Assuming the fall in F2 isoprostanes in the omega-3 group was due to the ability of omega-3 fats to decrease inflammation (9), the researchers concluded that “These findings give further support for supplementation of the diet with 3 fatty acids for cardiovascular risk reduction”.
Source: Mas, Emilie, et al. “The omega-3 fatty acids EPA and DHA decrease plasma F2-isoprostanes: Results from two placebo-controlled interventions.” Free radical research 44.9 (2010): 983-990.
Copyright © 2010 Informa UK Limited
Posted July 9, 2010.
Reference:
- “Cardiovascular Disease at a Glance” posted on the Centers for Disease Control and Prevention website.
- Niki E, Yoshida Y, Saito Y, Noguchi N. Lipid peroxidation: mechanisms, inhibition and biological effects. Biochem Biophys Res Commun. 2005;338:668–76.
- Jahn U, Galano JM, Durand T. Beyond prostaglandins: chemistry and biology of cyclic oxygenated metabolites from polyunsaturated fatty acids. Angew Chem Int Ed. 2008;47:5894–955.
- Basu S. F2-isoprostanes in human health and diseases: from molecular mechanisms to clinical implications. Antioxid Redox Signal 2008;10:1405 – 1434.

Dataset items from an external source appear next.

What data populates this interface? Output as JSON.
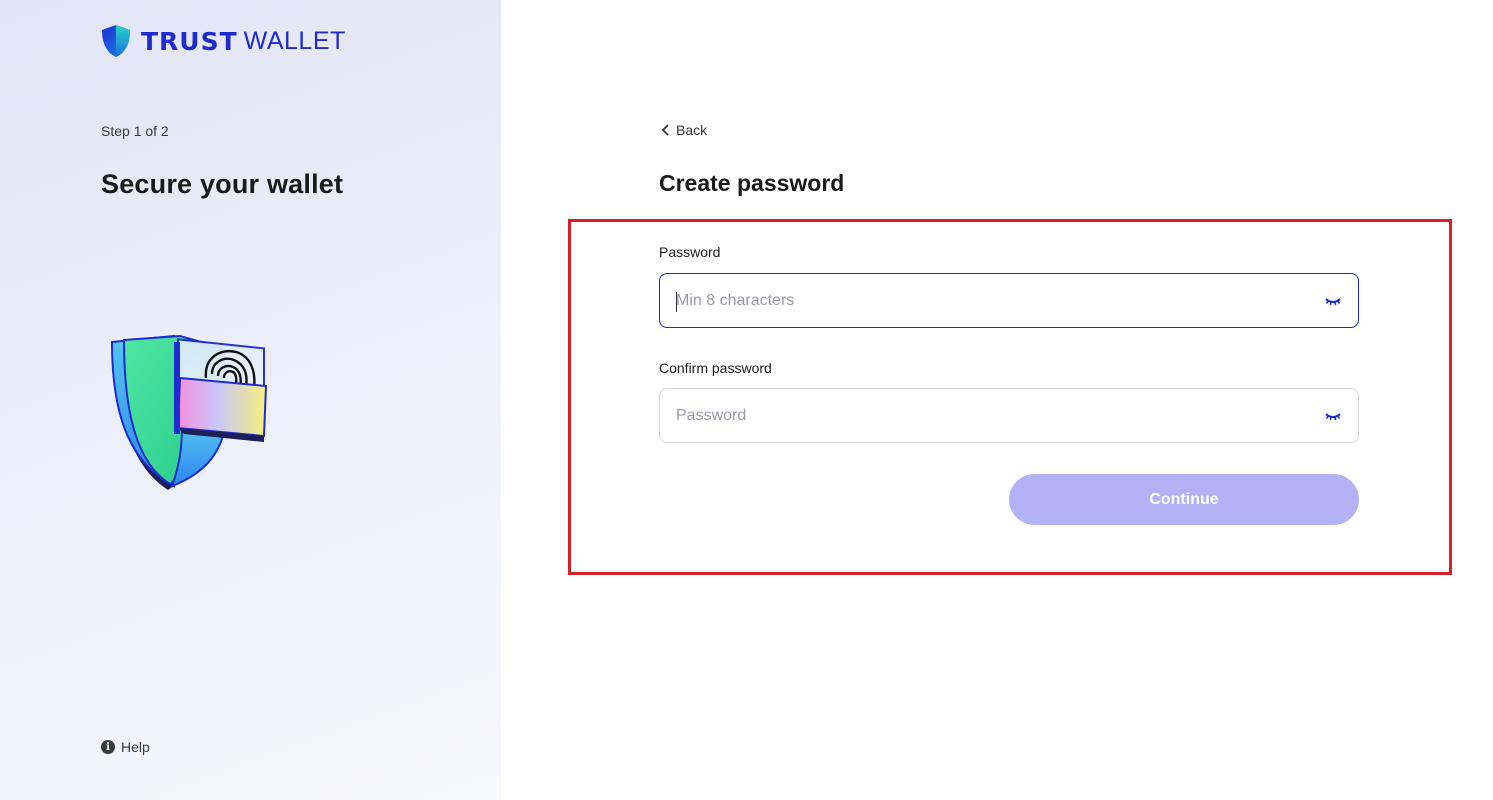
{
  "brand": {
    "name_bold": "TRUST",
    "name_regular": "WALLET",
    "color": "#1d2bd1"
  },
  "left": {
    "step": "Step 1 of 2",
    "title": "Secure your wallet",
    "illustration_icon": "shield-fingerprint-illustration",
    "help_label": "Help",
    "help_icon": "info-icon"
  },
  "right": {
    "back_label": "Back",
    "back_icon": "chevron-left-icon",
    "title": "Create password",
    "password": {
      "label": "Password",
      "placeholder": "Min 8 characters",
      "value": "",
      "toggle_icon": "eye-closed-icon"
    },
    "confirm": {
      "label": "Confirm password",
      "placeholder": "Password",
      "value": "",
      "toggle_icon": "eye-closed-icon"
    },
    "continue_label": "Continue",
    "continue_enabled": false
  },
  "colors": {
    "accent": "#1a2bc7",
    "button_disabled": "#b4b1f6",
    "highlight": "#d9202a"
  }
}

- Barden AE. Flaxseed Oil Supplementation increases Plasma F1-Phytoprostanes in Healthy Men. J Nutr 2009; 139; 1890-1895.

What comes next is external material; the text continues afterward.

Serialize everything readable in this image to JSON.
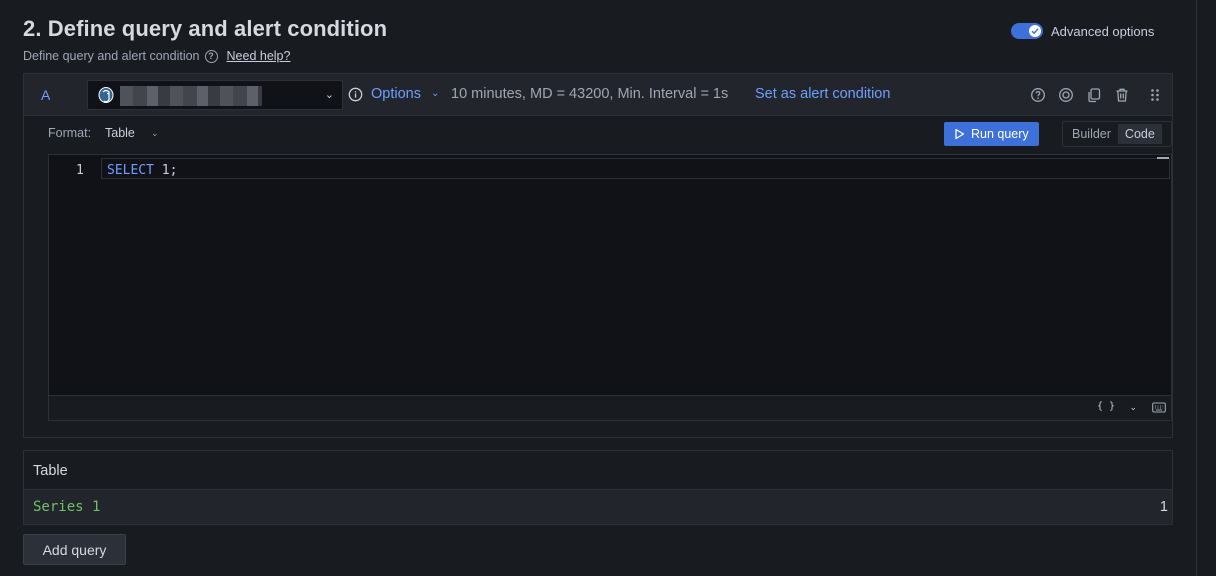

- Mas E. The omega-3 fatty acids EPA and DHA decrease plasma F(2)-isoprostanes: Results from two placebo-controlled interventions. Free Rad Res 2010 published online ahead of print. doi: 10.3109/10715762.2010.492830.
- Mori TA Purified eicosapentaenoic and docosahexaenoic acids have differential effects on serum lipids and lipoproteins, LDL particle size, glucose, and insulin in mildly hyperlipidemic men. Am J Clin Nutr 2000;71:1085 – 1094.
- Mori TA. Effect of eicosapentaenoic acid and docosahexaenoic acid on oxidative stress and infl ammatory markers in treated-hypertensive type 2 diabetic subjects. Free Radic Biol Med 2003;35:772 – 781.
- Mori TA, Beilin LJ. Omega-3 fatty acids and infl ammation. Curr Atheroscler Rep 2004;6:461 – 467.